Induction Step: Show $(k+1!)^{4} \le 2^{k+1((k+1)+1)}$

Proof: $(k+1!)^{4} = (k+1)^{4}*(k!)^{4}$ By the definition of factorial. $$\begin{align*} (k+1)^{4}*(k!)^{4} &\le (k+1)^{4}*2^{k(k+1)}\\ &\le (k+1)^{4}*2^{(k+1)((k+1)+1)} \end{align*}$$ by the IH.

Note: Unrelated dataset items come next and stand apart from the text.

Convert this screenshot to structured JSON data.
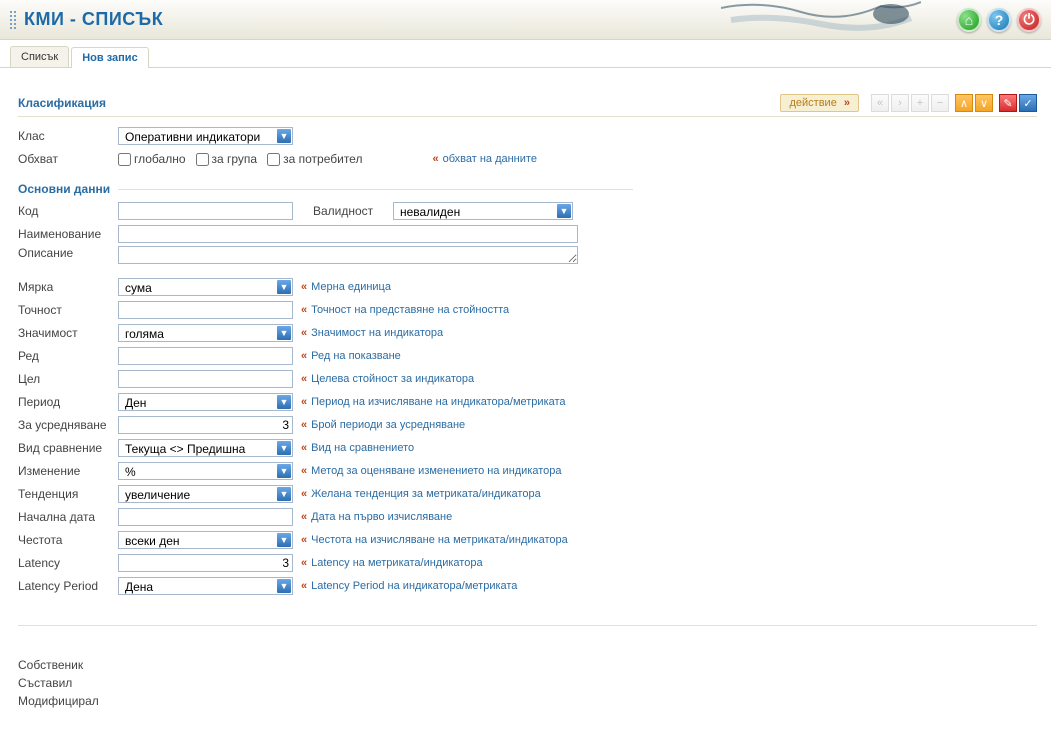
{
  "header": {
    "title": "КМИ - СПИСЪК"
  },
  "tabs": {
    "list": "Списък",
    "new": "Нов запис"
  },
  "sections": {
    "classification": "Класификация",
    "basic": "Основни данни"
  },
  "toolbar": {
    "action": "действие"
  },
  "labels": {
    "class": "Клас",
    "scope": "Обхват",
    "code": "Код",
    "validity": "Валидност",
    "name": "Наименование",
    "description": "Описание",
    "measure": "Мярка",
    "precision": "Точност",
    "significance": "Значимост",
    "order": "Ред",
    "goal": "Цел",
    "period": "Период",
    "averaging": "За усредняване",
    "compare_type": "Вид сравнение",
    "change": "Изменение",
    "trend": "Тенденция",
    "start_date": "Начална дата",
    "frequency": "Честота",
    "latency": "Latency",
    "latency_period": "Latency Period",
    "owner": "Собственик",
    "creator": "Съставил",
    "modifier": "Модифицирал"
  },
  "scope_chk": {
    "global": "глобално",
    "group": "за група",
    "user": "за потребител"
  },
  "hints": {
    "scope": "обхват на данните",
    "measure": "Мерна единица",
    "precision": "Точност на представяне на стойността",
    "significance": "Значимост на индикатора",
    "order": "Ред на показване",
    "goal": "Целева стойност за индикатора",
    "period": "Период на изчисляване на индикатора/метриката",
    "averaging": "Брой периоди за усредняване",
    "compare": "Вид на сравнението",
    "change": "Метод за оценяване изменението на индикатора",
    "trend": "Желана тенденция за метриката/индикатора",
    "start_date": "Дата на първо изчисляване",
    "frequency": "Честота на изчисляване на метриката/индикатора",
    "latency": "Latency на метриката/индикатора",
    "latency_period": "Latency Period на индикатора/метриката"
  },
  "values": {
    "class": "Оперативни индикатори",
    "validity": "невалиден",
    "measure": "сума",
    "significance": "голяма",
    "period": "Ден",
    "averaging": "3",
    "compare": "Текуща <> Предишна",
    "change": "%",
    "trend": "увеличение",
    "frequency": "всеки ден",
    "latency": "3",
    "latency_period": "Дена"
  }
}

That is as far as I have been able to get at this point...Please Help! Any suggestions or comments are greatly appreciated.

Answer 1

That last $\leq$ is leading you astray. Here's the last correct step: $$((k+1)!)^4 = (k+1)^4 (k!)^4 \leq (k+1)^4 2^{k(k+1)}.$$ Your goal is to show that $$(k+1)^4 2^{k(k+1)} \leq 2^{(k+1)((k+1)+1)}.$$ Try dividing both sides by a common factor andd see what's left...

Answer 2

You are doing well up to $(k+1)^4*(k!)^4 \le (k+1)^4*2^{k(k+1)}$ That is the proper use of the induction hypothesis. Now you need to argue $(k+1)^4 \le \frac {2^{(k+1)(k+2)}}{2^{k(k+1)}}=2^{(k+1)(k+2)-k(k+1)}=2^{2(k+1)}$

Answer 3

You might have to do a secondary proof by induction to prove this. What you want to show is the following (I hope my LaTeX renders properly): $((n+1)!)^4 \leq 2^{(n+1)(n+2)}$. We know from the inductive hypothesis that $(n!)^4 \le 2^{n(n+1)}$. Multiplying on both sides by $(n+1)^4$, we have $((n+1)!)^4 \leq (n+1)^4 2^{n(n+1)}$. For the proof to be complete, you only need to show that $(n+1)^4 2^{n(n+1)} \leq 2^{(n+1)(n+2)}$. This can be done easily with a secondary proof by induction after doing a little bit of rearranging of terms in the inequality.